Fenerbahçe'nin istemediği hakem Türkiye liglerinde maç alamaz.
Hakem bunun farkında.
Peki o zaman yabancı hakem tartışmaları var, siz destekliyor
musunuz böyle bir fikri?
Ben gelmesinden yanayım. Türkiye liglerini, Fenerli hakemler
yöneteceğine yabancı hakemler yönetsin. Fenerbahçeli derken kalben
Fenerli olduğunu kastetmiyorum. Beyin olarak Fenerli. Söylüyorum
ben 60 yıllık gazeteciyim benden fazla kazanan adam bu kazancın
devam etmesi için Fenerbahçe'ye biat etmek zorunda.
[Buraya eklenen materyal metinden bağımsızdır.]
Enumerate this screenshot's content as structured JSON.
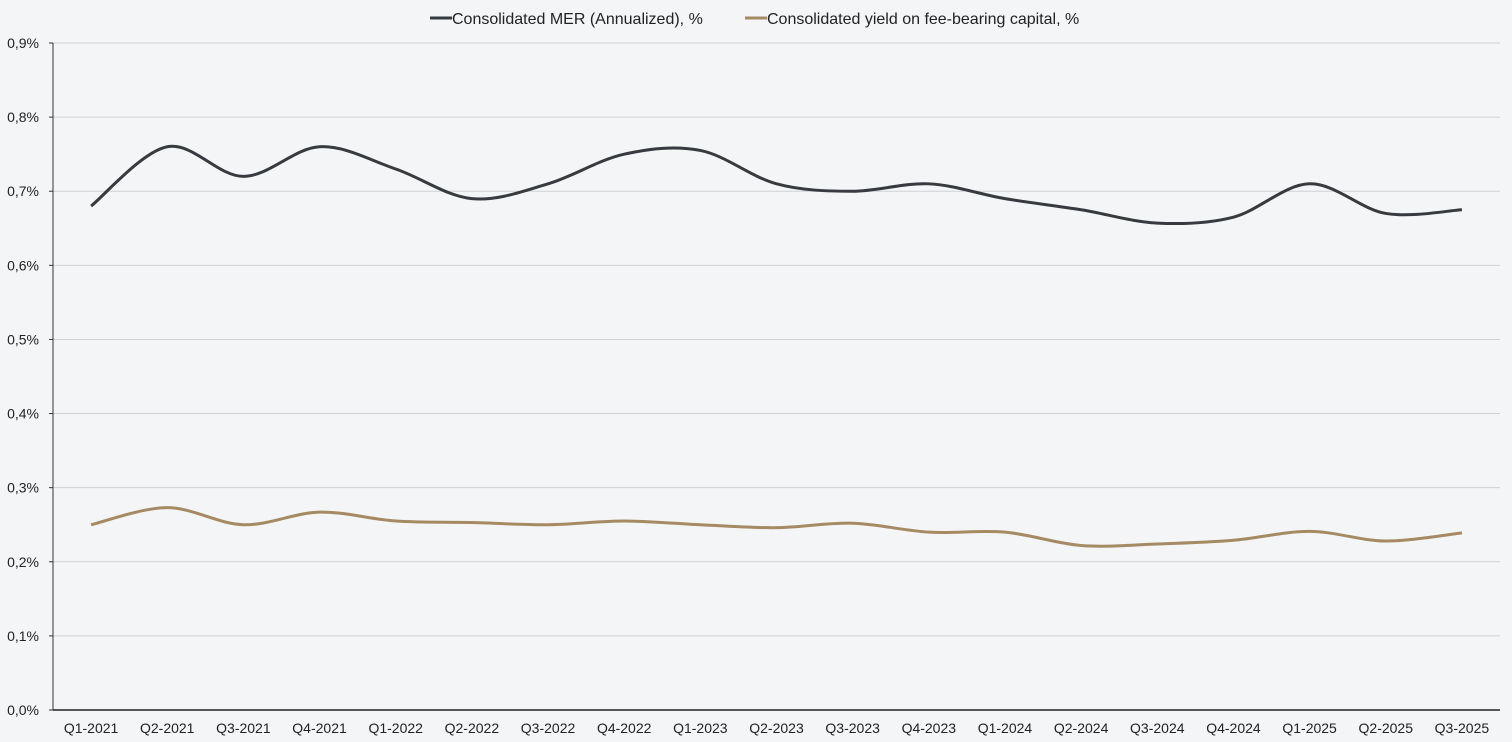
{
  "chart_data": {
    "type": "line",
    "title": "",
    "xlabel": "",
    "ylabel": "",
    "ylim": [
      0,
      0.9
    ],
    "y_ticks": [
      "0,0%",
      "0,1%",
      "0,2%",
      "0,3%",
      "0,4%",
      "0,5%",
      "0,6%",
      "0,7%",
      "0,8%",
      "0,9%"
    ],
    "grid": true,
    "legend_position": "top-center",
    "categories": [
      "Q1-2021",
      "Q2-2021",
      "Q3-2021",
      "Q4-2021",
      "Q1-2022",
      "Q2-2022",
      "Q3-2022",
      "Q4-2022",
      "Q1-2023",
      "Q2-2023",
      "Q3-2023",
      "Q4-2023",
      "Q1-2024",
      "Q2-2024",
      "Q3-2024",
      "Q4-2024",
      "Q1-2025",
      "Q2-2025",
      "Q3-2025"
    ],
    "series": [
      {
        "name": "Consolidated MER (Annualized), %",
        "color": "#373a3e",
        "values": [
          0.68,
          0.76,
          0.72,
          0.76,
          0.73,
          0.69,
          0.71,
          0.75,
          0.755,
          0.71,
          0.7,
          0.71,
          0.69,
          0.675,
          0.657,
          0.665,
          0.71,
          0.67,
          0.675
        ]
      },
      {
        "name": "Consolidated yield on fee-bearing capital, %",
        "color": "#a58a63",
        "values": [
          0.25,
          0.273,
          0.25,
          0.267,
          0.255,
          0.253,
          0.25,
          0.255,
          0.25,
          0.246,
          0.252,
          0.24,
          0.24,
          0.222,
          0.224,
          0.229,
          0.241,
          0.228,
          0.239
        ]
      }
    ]
  }
}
Fenerbahçe'ye
biat ettin mi tehliken yok. Bu paraları kazanmaya devam edersin,
çoluğunu çocuğunu Amerikalarda okutabilirsin.
Daha açık nasıl konuşayım.
Harika bir maçtı :
Robinho, iki haftadır çok iyi.
Osmanlı maçına da damga vurdu.
Bu haftanın en güzel maçını Sivas'la Osmanlı oynamıştır ve iki tane
çok iyi hoca vardı. Evdeydim tesadüfen tamamını seyrettim maçın bu
sene seyrettiğim en güzel maçtı. İki hoca da iki satranç ustası.
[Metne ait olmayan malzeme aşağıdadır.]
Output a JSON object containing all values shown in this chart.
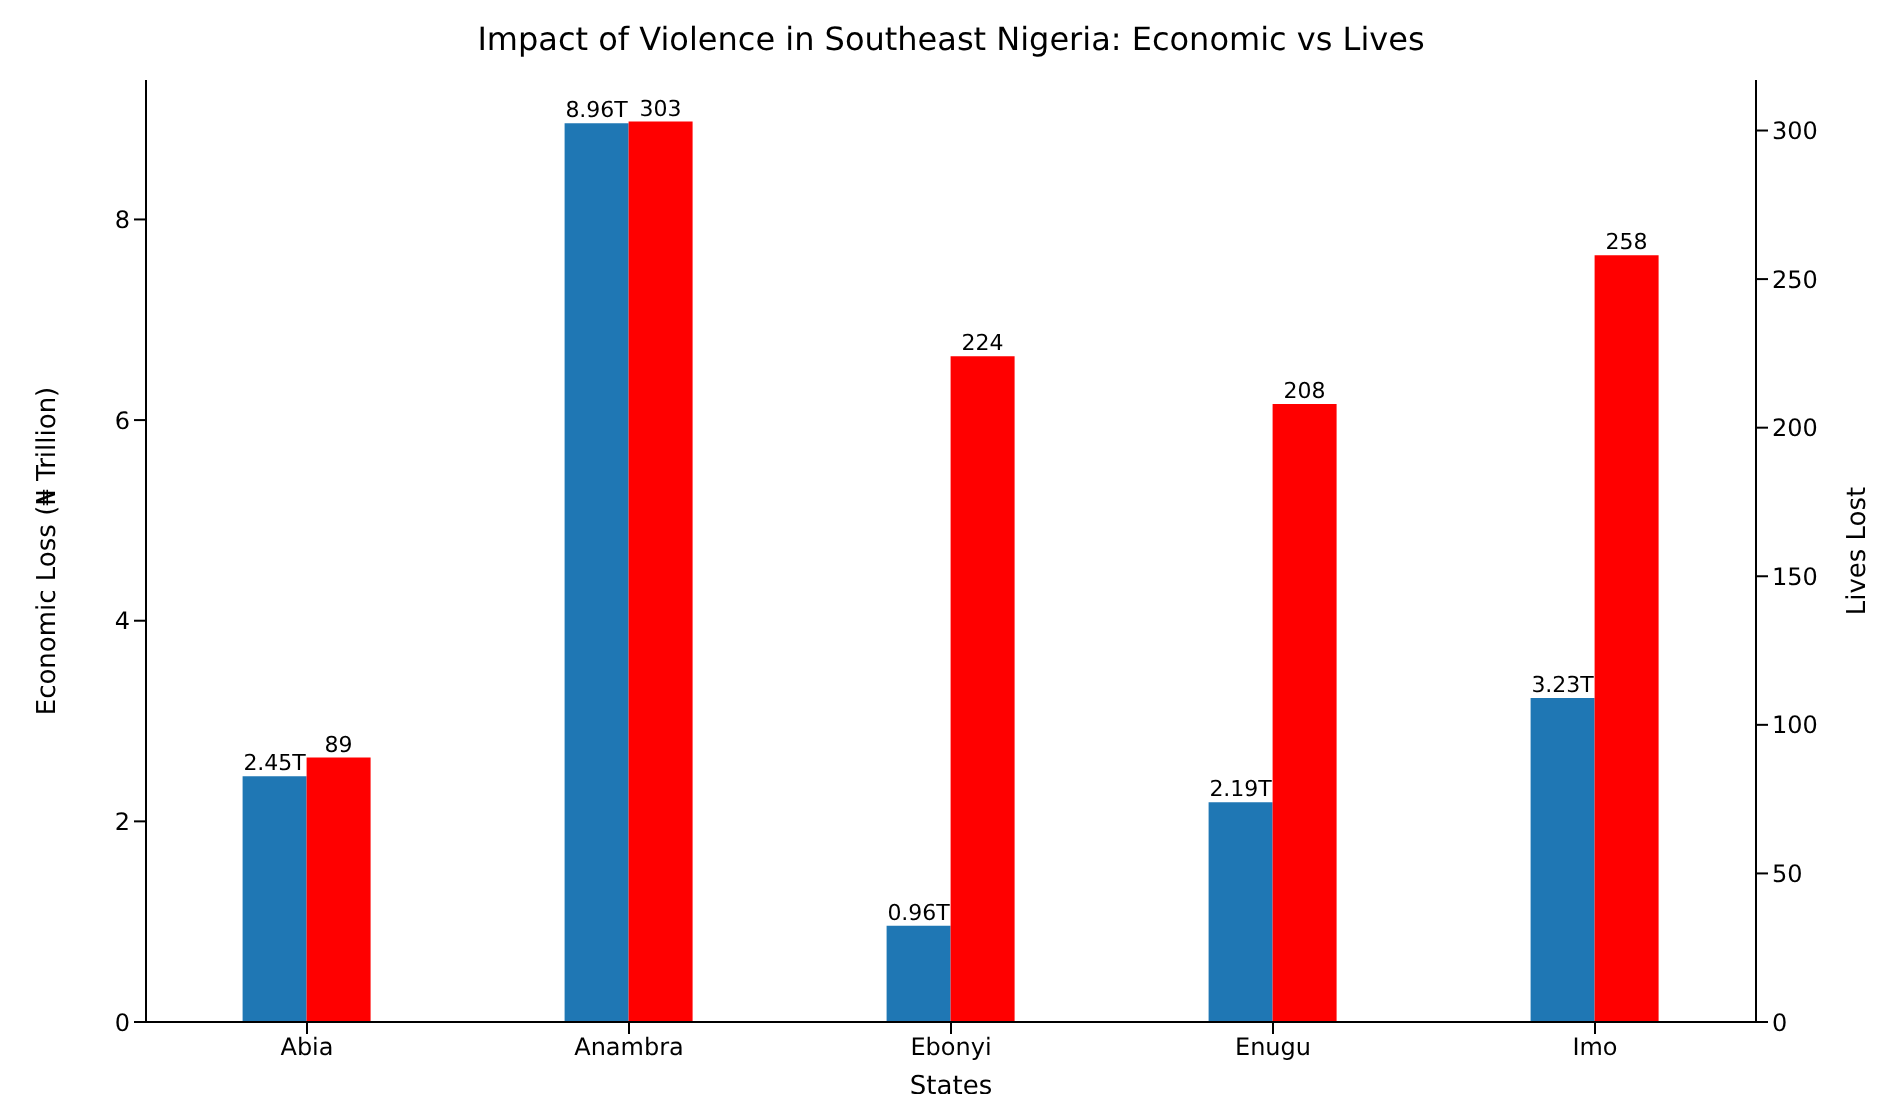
{
  "chart_data": {
    "type": "bar",
    "title": "Impact of Violence in Southeast Nigeria: Economic vs Lives",
    "xlabel": "States",
    "ylabel": "Economic Loss (₦ Trillion)",
    "y2label": "Lives Lost",
    "categories": [
      "Abia",
      "Anambra",
      "Ebonyi",
      "Enugu",
      "Imo"
    ],
    "series": [
      {
        "color": "#1f77b4",
        "values": [
          2.45,
          8.96,
          0.96,
          2.19,
          3.23
        ],
        "value_labels": [
          "2.45T",
          "8.96T",
          "0.96T",
          "2.19T",
          "3.23T"
        ]
      },
      {
        "color": "#ff0000",
        "axis": "y2",
        "values": [
          89,
          303,
          224,
          208,
          258
        ],
        "value_labels": [
          "89",
          "303",
          "224",
          "208",
          "258"
        ]
      }
    ],
    "ylim": [
      0,
      9.39
    ],
    "yticks": [
      0,
      2,
      4,
      6,
      8
    ],
    "y2lim": [
      0,
      317
    ],
    "y2ticks": [
      0,
      50,
      100,
      150,
      200,
      250,
      300
    ],
    "grid": false,
    "legend": false
  }
}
Melih Gökçek yüzünden Osmanlıspor'u hiç sevmem.
Çok açık Melih Gökçek ve onun ailesinden hoşlanmıyorum. Bu
Osmanlıspor o aile için kuruldu. O aile için kuruldu Büyükşehir
Belediyesi Ankaraspor'ken adı niye Osmanlspor olup Melih Gökçek'in
oğluna teslim edildi?
Ankara halkının vergileriyle paralarıyla… Efendim sponsorlar var.
Yok ya! O sponsorlar Melih Gökçek belediye başkanı olarak orada
olmasa Ankaraspor'a, Osmanlıspor'a o yardımı yaparlar mıydı?
Ankaraspor'a yapılan yardımların ne demek olduğunu anlamıyor muyuz
biz? Ama bu İrfan Buz bir oyuncusu sakatlandı değiştirdi dakika 24,
ikinci yarıya iki değişiklikle birden başladı. Yani 46. dakikada
oyuncu değiştirme hakkın yok. Bu yüreği gösterecek kaç tane takım
var Türkiye'de?
Bir tane daha yok. Ve 1-0 mağlup Osmanlıspor 2-1 öne geçti. Onun bu
hamlesine karşı Samet Hoca da karşı hamleyi yaptı ve bir daha döndü
maç: 1-0, 1-2, 3-2. İnanılır gibi değil.
Seyretmesi de zevkli, keyif aldım seyrederken.
Bu maçta gördüğüm o klas hareketleri yapan adam ve de 90 dakika da
oynay abilen adamı Sivasspor alıyor da Galatasaray, Fenerbahçe,
Beşiktaş bunlar neredeler mesela aklım almıyor. Neler yaptı adam ya
bireysel olarak. Neler yaptı ya. Vay vay vay!